Er wurde nur 29 Jahre alt, hatte 35 Singles in den Top 10 der Country & Western Best Seller Charts, davon 11 sogar auf Platz 1. Wenn er auch ein genialer Musiker war, war er doch zeitlebens kein sehr glücklicher Mensch. Aus ganz einfachen Verhältnissen stammend und seit Geburt durch eine Fehlbildung an der Wirbelsäule (Spina bifida) gehandicapt, hatte er immer das Gefühl von der Welt abgelöst und anders als die Menschen um ihn herum zu sein.

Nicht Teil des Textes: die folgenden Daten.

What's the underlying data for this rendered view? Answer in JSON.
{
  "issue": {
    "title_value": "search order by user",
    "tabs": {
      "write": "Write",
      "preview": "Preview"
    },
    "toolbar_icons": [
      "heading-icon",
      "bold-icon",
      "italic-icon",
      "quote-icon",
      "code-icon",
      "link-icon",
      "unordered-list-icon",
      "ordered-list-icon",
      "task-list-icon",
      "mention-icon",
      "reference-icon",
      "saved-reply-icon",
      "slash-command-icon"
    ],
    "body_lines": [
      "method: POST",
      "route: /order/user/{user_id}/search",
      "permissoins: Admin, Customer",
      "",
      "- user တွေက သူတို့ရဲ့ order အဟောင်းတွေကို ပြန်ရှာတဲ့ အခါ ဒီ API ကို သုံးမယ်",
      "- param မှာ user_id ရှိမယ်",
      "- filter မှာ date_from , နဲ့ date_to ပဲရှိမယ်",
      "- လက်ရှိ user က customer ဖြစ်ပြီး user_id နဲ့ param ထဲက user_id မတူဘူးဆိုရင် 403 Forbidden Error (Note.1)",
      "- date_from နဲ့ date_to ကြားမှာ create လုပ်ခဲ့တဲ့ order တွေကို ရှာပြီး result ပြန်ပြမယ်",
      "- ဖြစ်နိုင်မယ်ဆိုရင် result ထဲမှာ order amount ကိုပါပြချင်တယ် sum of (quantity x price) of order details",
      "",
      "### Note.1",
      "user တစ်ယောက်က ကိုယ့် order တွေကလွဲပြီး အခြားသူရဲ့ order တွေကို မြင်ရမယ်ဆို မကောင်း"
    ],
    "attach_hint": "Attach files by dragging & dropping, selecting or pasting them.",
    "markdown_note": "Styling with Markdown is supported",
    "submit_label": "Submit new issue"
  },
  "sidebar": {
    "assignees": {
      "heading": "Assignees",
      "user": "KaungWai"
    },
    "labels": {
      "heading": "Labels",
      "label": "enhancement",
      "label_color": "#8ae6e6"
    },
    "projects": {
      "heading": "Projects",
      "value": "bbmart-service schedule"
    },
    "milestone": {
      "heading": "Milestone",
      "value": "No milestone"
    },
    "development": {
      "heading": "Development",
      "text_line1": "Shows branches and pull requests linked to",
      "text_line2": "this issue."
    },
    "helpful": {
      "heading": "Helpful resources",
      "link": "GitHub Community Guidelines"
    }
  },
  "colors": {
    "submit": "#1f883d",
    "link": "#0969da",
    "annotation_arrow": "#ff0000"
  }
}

Die Welt, in der er sich zu Hause fühlte, war die der Musik, die Musik, die aus dem Radio kam und die er in der Kirche hörte. Mit acht Jahren begann er Gitarre zu spielen und trat mit 13 zum ersten Mal im Radio auf. Das Gitarrenspiel, das er bald perfekt beherrschte, hatte er von dem Straßenmusiker Rufus "Tee-Tot" Payne gelernt, den er in Georgina, Alabama kennengelernt hatte, wohin die Familie inzwischen gezogen war. Hank hat ihn später als seinen einzigen Lehrer bezeichnet.

Ein Jahr später trat er in Talentshows auf und hatte bereits seine eigene Band – die Drifting Cowboys. Für seine Musikerkarriere verließ er 1939 die Schule ohne Abschluss und begann für den lokalen Radiosender WSFA zu arbeiten. Bald hatte er dort eine eigene Sendung, die zweimal wöchentlich je 15 Minuten dauerte. Aber schon damals trank er und erschien oft zu den Sendeterminen volltrunken, weshalb ihm der Sender im August 1942 kündigte.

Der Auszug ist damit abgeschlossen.